Friday, April 5

I was all set to blog like mad tonight but then I suddenly got...tired. Five days on the road telling the one-year old that he's so happy! to be...in the car....in the stroller...in a high chair...back in the car...anywhere but home, racing around in his little bare feet from room to room, stretching out those little legs...yes, engaging in that rather cruel deception can wear one out.

One of the things that's happened in the past week or so is the sudden proliferation of Catholic Blogs. Blogs came into the public eye into a vivid way after 9/11, and I think The Situation with our clergy and hierarcy may be playing the same function with us Catholics. Tomorrow, I hope to get all the Catholic blogs of which I'm aware linked up there on the right.

Thursday was Joseph's first birthday, although we were on the road and unable to celebrate in style. That will happen next week, when David and Katie return from Virginia. Joseph is looking forward to it. Here's something I wrote not long after he was born.
An Eastern Orthodox Blog!
New Catholic blog with some interesting points:

The Scandal is not merely a failure of celibacy as some would have you believe, but it is a failure of the whole culture of the Church and especially of the bishops as a whole. By refusing to stand firmly for the Church's teachings over the past 40 years they have opened the door to an attitude of "whatever you can get away with."


Here's a bit of my own experience with the bishops' conference. The Vatican is working on a new Roman Missal, the book that tells us how to celebrate the Liturgy. The most important part if the General Instruction of the Roman Missal (GIRM), which contains the rules and regulations surrounding the celebration of the Mass. A couple of years ago, a study edition of the first English translation from the new Latin edition was made available. I received a copy through contacts at my job and as I was discussing it with some friends online, I uploaded it to my web page so they could download it. Some months later I received a nasty-gram from the bishops' conference telling me that I am not allowed to post it. Why?



Well, you see, all documents produced by the bishops' conference can only be purchased from them. That's right, you have to buy the documents that express the tenets of your faith as expressed by your pastors. In the case of the GIRM, you can download the Latin edition (the Vatican provides all its documents for free in any case), but you can only access a summary of the English-language GIRM for free (and a summary prepared by someone with his own liturgical agenda, by the way). This despite a note right on the USCCB web page that says: "The present study text ... is provided ... to inform the Church in the United States about the changes which are anticipated in the revised Roman Missal." Provided you shell out the bucks, I guess.

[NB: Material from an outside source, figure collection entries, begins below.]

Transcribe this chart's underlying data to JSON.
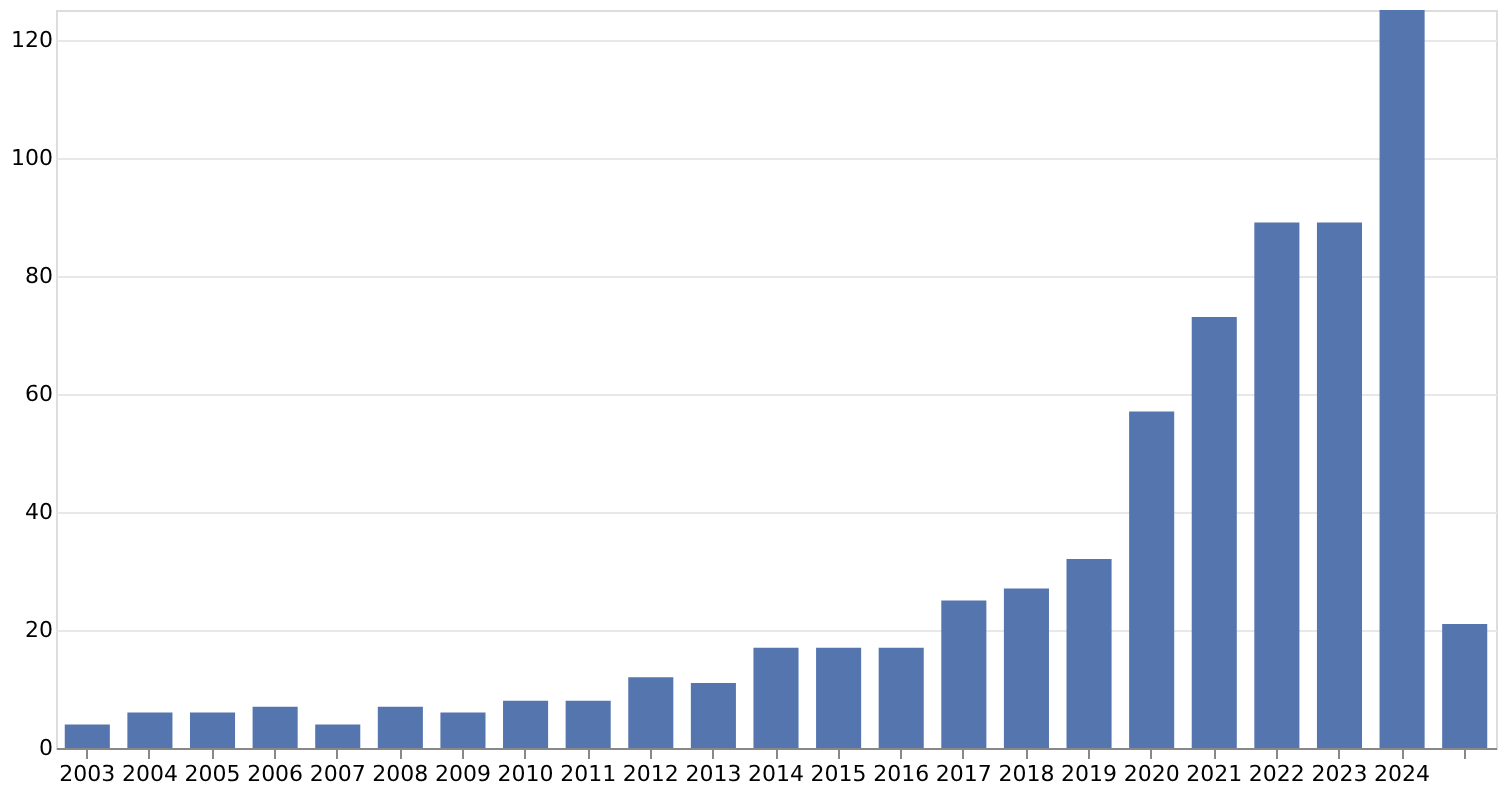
{
  "chart_data": {
    "type": "bar",
    "categories": [
      "2003",
      "2004",
      "2005",
      "2006",
      "2007",
      "2008",
      "2009",
      "2010",
      "2011",
      "2012",
      "2013",
      "2014",
      "2015",
      "2016",
      "2017",
      "2018",
      "2019",
      "2020",
      "2021",
      "2022",
      "2023",
      "2024",
      null
    ],
    "values": [
      4,
      6,
      6,
      7,
      4,
      7,
      6,
      8,
      8,
      12,
      11,
      17,
      17,
      17,
      25,
      27,
      32,
      57,
      73,
      89,
      89,
      125,
      21
    ],
    "color": "#5575ae",
    "ylim": [
      0,
      125
    ],
    "yticks": [
      0,
      20,
      40,
      60,
      80,
      100,
      120
    ],
    "grid": "y"
  }
}
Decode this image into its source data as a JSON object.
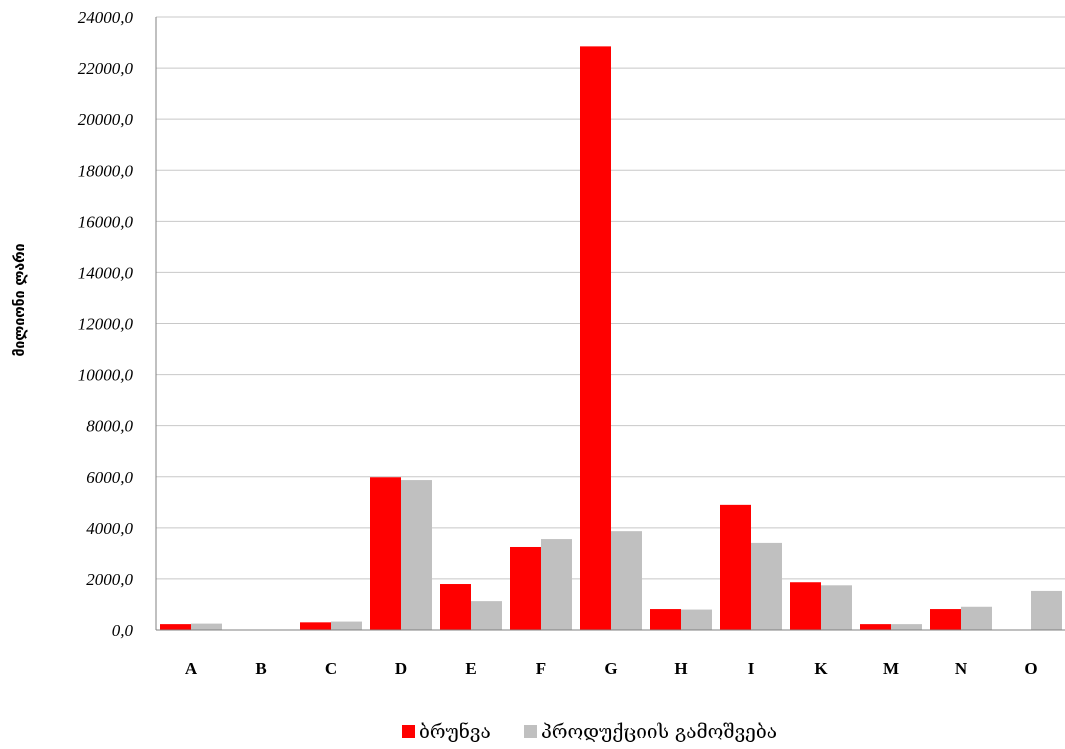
{
  "chart_data": {
    "type": "bar",
    "ylabel": "მილიონი ლარი",
    "xlabel": "",
    "ylim": [
      0,
      24000
    ],
    "ytick_step": 2000,
    "ytick_format": "comma-1-decimal",
    "grid": true,
    "legend_position": "bottom",
    "categories": [
      "A",
      "B",
      "C",
      "D",
      "E",
      "F",
      "G",
      "H",
      "I",
      "K",
      "M",
      "N",
      "O"
    ],
    "series": [
      {
        "name": "ბრუნვა",
        "color": "#ff0000",
        "values": [
          230,
          0,
          300,
          5980,
          1800,
          3250,
          22850,
          820,
          4900,
          1870,
          230,
          820,
          0
        ]
      },
      {
        "name": "პროდუქციის გამოშვება",
        "color": "#c0c0c0",
        "values": [
          250,
          0,
          330,
          5870,
          1130,
          3560,
          3870,
          800,
          3410,
          1750,
          230,
          910,
          1530
        ]
      }
    ]
  }
}
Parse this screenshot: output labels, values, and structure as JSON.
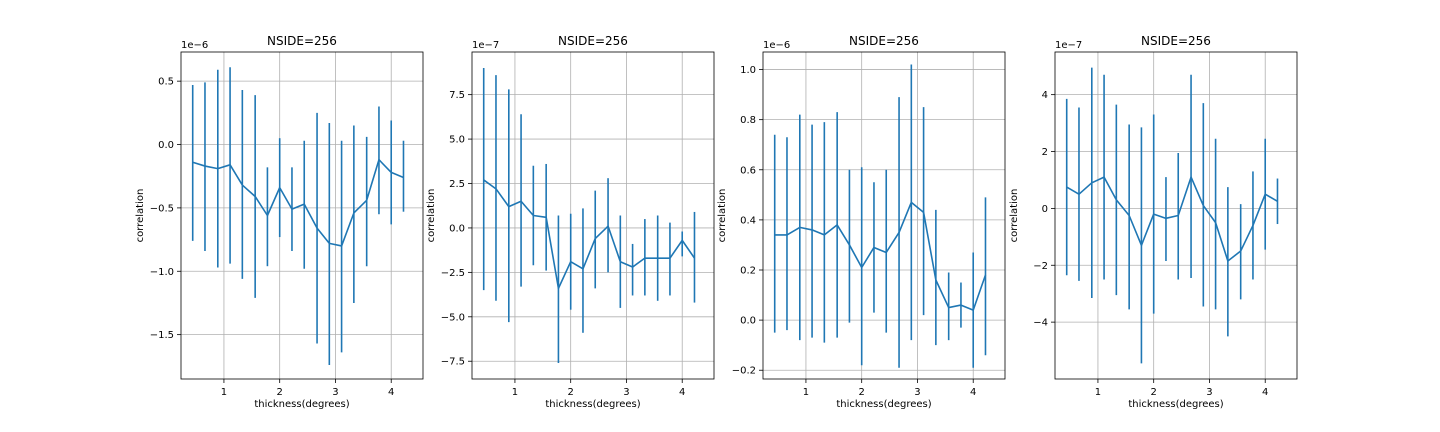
{
  "colors": {
    "series": "#1f77b4",
    "grid": "#b0b0b0",
    "axes": "#000000"
  },
  "chart_data": [
    {
      "type": "line",
      "title": "NSIDE=256",
      "xlabel": "thickness(degrees)",
      "ylabel": "correlation",
      "scale_label": "1e−6",
      "xlim": [
        0.23,
        4.57
      ],
      "ylim": [
        -1.85e-06,
        7.3e-07
      ],
      "xticks": [
        1,
        2,
        3,
        4
      ],
      "xtick_labels": [
        "1",
        "2",
        "3",
        "4"
      ],
      "yticks": [
        -1.5e-06,
        -1e-06,
        -5e-07,
        0,
        5e-07
      ],
      "ytick_labels": [
        "−1.5",
        "−1.0",
        "−0.5",
        "0.0",
        "0.5"
      ],
      "grid": true,
      "x": [
        0.44,
        0.66,
        0.89,
        1.11,
        1.33,
        1.56,
        1.78,
        2.0,
        2.22,
        2.44,
        2.67,
        2.89,
        3.11,
        3.33,
        3.56,
        3.78,
        4.0,
        4.22
      ],
      "y": [
        -1.4e-07,
        -1.7e-07,
        -1.9e-07,
        -1.6e-07,
        -3.2e-07,
        -4.1e-07,
        -5.6e-07,
        -3.4e-07,
        -5.1e-07,
        -4.7e-07,
        -6.6e-07,
        -7.8e-07,
        -8e-07,
        -5.4e-07,
        -4.4e-07,
        -1.2e-07,
        -2.2e-07,
        -2.6e-07
      ],
      "yerr_low": [
        -7.6e-07,
        -8.4e-07,
        -9.7e-07,
        -9.4e-07,
        -1.06e-06,
        -1.21e-06,
        -9.6e-07,
        -7.3e-07,
        -8.4e-07,
        -9.8e-07,
        -1.57e-06,
        -1.74e-06,
        -1.64e-06,
        -1.25e-06,
        -9.6e-07,
        -5.5e-07,
        -6.3e-07,
        -5.3e-07
      ],
      "yerr_high": [
        4.7e-07,
        4.9e-07,
        5.9e-07,
        6.1e-07,
        4.3e-07,
        3.9e-07,
        -1.8e-07,
        5e-08,
        -1.8e-07,
        3e-08,
        2.5e-07,
        1.7e-07,
        3e-08,
        1.5e-07,
        6e-08,
        3e-07,
        1.9e-07,
        3e-08
      ]
    },
    {
      "type": "line",
      "title": "NSIDE=256",
      "xlabel": "thickness(degrees)",
      "ylabel": "correlation",
      "scale_label": "1e−7",
      "xlim": [
        0.23,
        4.57
      ],
      "ylim": [
        -8.5e-07,
        9.9e-07
      ],
      "xticks": [
        1,
        2,
        3,
        4
      ],
      "xtick_labels": [
        "1",
        "2",
        "3",
        "4"
      ],
      "yticks": [
        -7.5e-07,
        -5e-07,
        -2.5e-07,
        0,
        2.5e-07,
        5e-07,
        7.5e-07
      ],
      "ytick_labels": [
        "−7.5",
        "−5.0",
        "−2.5",
        "0.0",
        "2.5",
        "5.0",
        "7.5"
      ],
      "grid": true,
      "x": [
        0.44,
        0.66,
        0.89,
        1.11,
        1.33,
        1.56,
        1.78,
        2.0,
        2.22,
        2.44,
        2.67,
        2.89,
        3.11,
        3.33,
        3.56,
        3.78,
        4.0,
        4.22
      ],
      "y": [
        2.7e-07,
        2.2e-07,
        1.2e-07,
        1.5e-07,
        7e-08,
        6e-08,
        -3.4e-07,
        -1.9e-07,
        -2.3e-07,
        -6e-08,
        1e-08,
        -1.9e-07,
        -2.2e-07,
        -1.7e-07,
        -1.7e-07,
        -1.7e-07,
        -7e-08,
        -1.7e-07
      ],
      "yerr_low": [
        -3.5e-07,
        -4.1e-07,
        -5.3e-07,
        -3.3e-07,
        -2.1e-07,
        -2.4e-07,
        -7.6e-07,
        -4.6e-07,
        -5.9e-07,
        -3.4e-07,
        -2.5e-07,
        -4.5e-07,
        -3.8e-07,
        -3.8e-07,
        -4.1e-07,
        -3.8e-07,
        -1.6e-07,
        -4.2e-07
      ],
      "yerr_high": [
        9e-07,
        8.6e-07,
        7.8e-07,
        6.4e-07,
        3.5e-07,
        3.6e-07,
        7e-08,
        8e-08,
        1.1e-07,
        2.1e-07,
        2.8e-07,
        7e-08,
        -9e-08,
        5e-08,
        7e-08,
        3e-08,
        -2e-08,
        9e-08
      ]
    },
    {
      "type": "line",
      "title": "NSIDE=256",
      "xlabel": "thickness(degrees)",
      "ylabel": "correlation",
      "scale_label": "1e−6",
      "xlim": [
        0.23,
        4.57
      ],
      "ylim": [
        -2.35e-07,
        1.07e-06
      ],
      "xticks": [
        1,
        2,
        3,
        4
      ],
      "xtick_labels": [
        "1",
        "2",
        "3",
        "4"
      ],
      "yticks": [
        -2e-07,
        0,
        2e-07,
        4e-07,
        6e-07,
        8e-07,
        1e-06
      ],
      "ytick_labels": [
        "−0.2",
        "0.0",
        "0.2",
        "0.4",
        "0.6",
        "0.8",
        "1.0"
      ],
      "grid": true,
      "x": [
        0.44,
        0.66,
        0.89,
        1.11,
        1.33,
        1.56,
        1.78,
        2.0,
        2.22,
        2.44,
        2.67,
        2.89,
        3.11,
        3.33,
        3.56,
        3.78,
        4.0,
        4.22
      ],
      "y": [
        3.4e-07,
        3.4e-07,
        3.7e-07,
        3.6e-07,
        3.4e-07,
        3.8e-07,
        3e-07,
        2.1e-07,
        2.9e-07,
        2.7e-07,
        3.5e-07,
        4.7e-07,
        4.3e-07,
        1.6e-07,
        5e-08,
        6e-08,
        4e-08,
        1.8e-07
      ],
      "yerr_low": [
        -5e-08,
        -4e-08,
        -8e-08,
        -7e-08,
        -9e-08,
        -7e-08,
        -1e-08,
        -1.8e-07,
        3e-08,
        -5e-08,
        -1.9e-07,
        -8e-08,
        2e-08,
        -1e-07,
        -8e-08,
        -3e-08,
        -1.9e-07,
        -1.4e-07
      ],
      "yerr_high": [
        7.4e-07,
        7.3e-07,
        8.2e-07,
        7.8e-07,
        7.9e-07,
        8.3e-07,
        6e-07,
        6.1e-07,
        5.5e-07,
        6e-07,
        8.9e-07,
        1.02e-06,
        8.5e-07,
        4.4e-07,
        1.9e-07,
        1.5e-07,
        2.7e-07,
        4.9e-07
      ]
    },
    {
      "type": "line",
      "title": "NSIDE=256",
      "xlabel": "thickness(degrees)",
      "ylabel": "correlation",
      "scale_label": "1e−7",
      "xlim": [
        0.23,
        4.57
      ],
      "ylim": [
        -6e-07,
        5.5e-07
      ],
      "xticks": [
        1,
        2,
        3,
        4
      ],
      "xtick_labels": [
        "1",
        "2",
        "3",
        "4"
      ],
      "yticks": [
        -4e-07,
        -2e-07,
        0,
        2e-07,
        4e-07
      ],
      "ytick_labels": [
        "−4",
        "−2",
        "0",
        "2",
        "4"
      ],
      "grid": true,
      "x": [
        0.44,
        0.66,
        0.89,
        1.11,
        1.33,
        1.56,
        1.78,
        2.0,
        2.22,
        2.44,
        2.67,
        2.89,
        3.11,
        3.33,
        3.56,
        3.78,
        4.0,
        4.22
      ],
      "y": [
        7.5e-08,
        5e-08,
        9e-08,
        1.1e-07,
        3e-08,
        -2.5e-08,
        -1.3e-07,
        -2e-08,
        -3.5e-08,
        -2.5e-08,
        1.1e-07,
        1e-08,
        -5e-08,
        -1.85e-07,
        -1.5e-07,
        -6e-08,
        5e-08,
        2.5e-08
      ],
      "yerr_low": [
        -2.35e-07,
        -2.55e-07,
        -3.15e-07,
        -2.5e-07,
        -3.05e-07,
        -3.55e-07,
        -5.45e-07,
        -3.7e-07,
        -1.85e-07,
        -2.5e-07,
        -2.45e-07,
        -3.45e-07,
        -3.55e-07,
        -4.5e-07,
        -3.2e-07,
        -2.5e-07,
        -1.45e-07,
        -5.5e-08
      ],
      "yerr_high": [
        3.85e-07,
        3.55e-07,
        4.95e-07,
        4.7e-07,
        3.65e-07,
        2.95e-07,
        2.85e-07,
        3.3e-07,
        1.1e-07,
        1.95e-07,
        4.7e-07,
        3.7e-07,
        2.45e-07,
        7.5e-08,
        1.5e-08,
        1.3e-07,
        2.45e-07,
        1.05e-07
      ]
    }
  ]
}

For too long, the bishops have let themselves be used by dissenting bureaucrats, pastors, and theologians who distort the Church's teachings, who have debased the Church's culture. The Scandal doesn't require a response. As the April cover of Catholic World Report puts it "the Scandal is the response." It is the response to decades of dissent and trampling of the teachings of Christ.

It's not just the GIRM and attendant documents. It's the Catechism and the New American translation of the Bible. There are limitations to how much of each one can quote in published work without paying.

Yahoo Pro-life mole?

I've been wondering about this. Those of you with Yahoo mail know that the screen constantly features advertisements. By comparing my husband's with mine, we've discerned that these ads are definitely gender-directed. The most frequent ad that pops up on my screen (besides the Ediet one - SHUT UP ABOUT THAT, ALREADY!) is one for a site - I think it's babycenter.com or something - that features a picture of an in utero child with the screaming headline, "See what your baby looks like right now!" obviously directed at pregnant women. Such an ad wouldn't make it past network television pro-aborts. Someone at Yahoo (or the baby center site) must be trying to cooperate in getting a good message across - yes, what's inside you is a baby. Yes, it's alive. Yes, it's a person.

We're back. I'm trying to answer mail and write a column. More blogging later.